From the ECJ’s point of view, it was clear that Mr. Wächtler suffers from a fiscal disadvantage compared to other German nationals who maintain their residence in Germany. That is because the latter have to pay tax on the capital gains with respect to the shares concerned only when those gains are realized. Mr. Wächtler would have to pay the same tax upon changing his residence from Germany to Switzerland and would have no right of deferral until those shares have been disposed of. The ECJ decided that this difference in treatment, which constitutes a cash flow disadvantage for a German citizen, is capable of deterring such a person from making actual use of the right of establishment he derives from the AFMP.
The ECJ concluded that the provisions of the AFMP must be interpreted as to preclude a Member State from imposing a tax on unrealized gains, in effect an "exit tax", on the shares of an enterprise owned by an individual, which becomes due and payable upon said individual changing his residence from an EU Member State to Switzerland.
The AFMP does not prevent the application of the Double Taxation Agreement between Germany and Switzerland ("DTC"). Art. 13 para. 5 DTC allows for Germany to impose an exit tax if the shares of a German entity are sold by an individual who leaves Germany to become a Swiss resident. This provision would not however, apply with respect to the shares of a Swiss company, and that may be the reason why the Konstanz tax authorities invoked the AFMP in the first place.
The Wächtler decision has far-reaching effects in Switzerland's favor. The taxation of unrealized gains (on shares owned by EU residents) imposed on those who want to move to another country – or, as in case of the U.S., on individuals who want to give up U.S. citizenship – are major obstacles preventing these individuals from exercising their right to personal freedom.

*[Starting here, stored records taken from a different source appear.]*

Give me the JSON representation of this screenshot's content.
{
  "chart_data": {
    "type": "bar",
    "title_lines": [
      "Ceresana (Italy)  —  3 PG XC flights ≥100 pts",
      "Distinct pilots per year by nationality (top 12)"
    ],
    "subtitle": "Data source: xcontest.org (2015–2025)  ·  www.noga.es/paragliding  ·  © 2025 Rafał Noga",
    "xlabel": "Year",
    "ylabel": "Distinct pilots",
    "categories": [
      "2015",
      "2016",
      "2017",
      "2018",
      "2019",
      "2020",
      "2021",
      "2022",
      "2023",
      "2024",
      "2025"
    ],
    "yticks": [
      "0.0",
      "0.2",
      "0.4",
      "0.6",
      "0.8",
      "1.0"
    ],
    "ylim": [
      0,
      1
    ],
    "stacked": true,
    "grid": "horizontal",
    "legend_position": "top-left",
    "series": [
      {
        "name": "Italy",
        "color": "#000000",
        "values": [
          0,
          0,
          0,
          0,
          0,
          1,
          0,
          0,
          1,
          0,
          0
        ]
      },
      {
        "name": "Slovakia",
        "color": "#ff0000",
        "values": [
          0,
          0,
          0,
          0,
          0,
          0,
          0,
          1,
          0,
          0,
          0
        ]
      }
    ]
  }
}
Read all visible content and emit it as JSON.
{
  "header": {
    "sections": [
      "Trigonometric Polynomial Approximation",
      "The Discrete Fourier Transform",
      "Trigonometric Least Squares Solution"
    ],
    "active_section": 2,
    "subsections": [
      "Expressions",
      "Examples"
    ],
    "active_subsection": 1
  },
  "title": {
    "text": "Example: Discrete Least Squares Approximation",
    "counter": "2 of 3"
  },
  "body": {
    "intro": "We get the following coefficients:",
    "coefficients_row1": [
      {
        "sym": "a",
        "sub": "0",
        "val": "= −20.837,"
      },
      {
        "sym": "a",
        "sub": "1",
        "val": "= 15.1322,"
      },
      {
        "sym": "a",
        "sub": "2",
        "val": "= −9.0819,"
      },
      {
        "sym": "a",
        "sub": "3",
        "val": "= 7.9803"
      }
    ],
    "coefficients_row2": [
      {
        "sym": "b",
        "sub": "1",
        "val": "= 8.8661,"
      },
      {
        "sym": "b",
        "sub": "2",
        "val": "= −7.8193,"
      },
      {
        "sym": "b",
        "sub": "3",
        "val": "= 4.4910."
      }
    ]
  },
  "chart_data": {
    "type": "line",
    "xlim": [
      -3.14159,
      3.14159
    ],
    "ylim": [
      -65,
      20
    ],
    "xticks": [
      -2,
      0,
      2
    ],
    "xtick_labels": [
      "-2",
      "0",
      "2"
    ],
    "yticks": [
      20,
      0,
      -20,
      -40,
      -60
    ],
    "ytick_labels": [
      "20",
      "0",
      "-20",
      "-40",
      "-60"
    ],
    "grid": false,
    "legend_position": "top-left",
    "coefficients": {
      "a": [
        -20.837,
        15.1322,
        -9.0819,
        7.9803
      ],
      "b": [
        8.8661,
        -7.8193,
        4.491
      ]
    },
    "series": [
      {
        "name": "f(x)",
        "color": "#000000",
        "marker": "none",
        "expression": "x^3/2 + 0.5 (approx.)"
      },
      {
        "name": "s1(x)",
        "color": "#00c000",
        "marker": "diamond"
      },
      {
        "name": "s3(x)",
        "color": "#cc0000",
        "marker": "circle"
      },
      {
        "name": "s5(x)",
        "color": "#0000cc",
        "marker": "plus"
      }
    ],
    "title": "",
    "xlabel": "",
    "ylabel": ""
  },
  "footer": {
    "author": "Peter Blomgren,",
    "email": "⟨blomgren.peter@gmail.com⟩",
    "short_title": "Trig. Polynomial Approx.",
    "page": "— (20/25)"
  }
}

Although the Wächtler decision only refers to an enterprise situated in Switzerland, and thus in the host country, it is fair to assume that it will also be applicable mutatis mutandis with respect to an enterprise situated within an EU Member State that the individual is about to leave. What is beyond the scope of Wächtler is a triangular situation in which the enterprise is residing in a third country, but the country of original residence would have retained the right to tax such capital gain once realized.
The Wächtler decision is important because Switzerland has been given a status comparable to one of an EU Member State in matters of avoiding exit taxes. Finally, it is notable that the ECJ is the only court having jurisdiction over the matter, and that neither the EFTA Court nor any Swiss court would have had jurisdiction over the subject matter dealt with by the ECJ.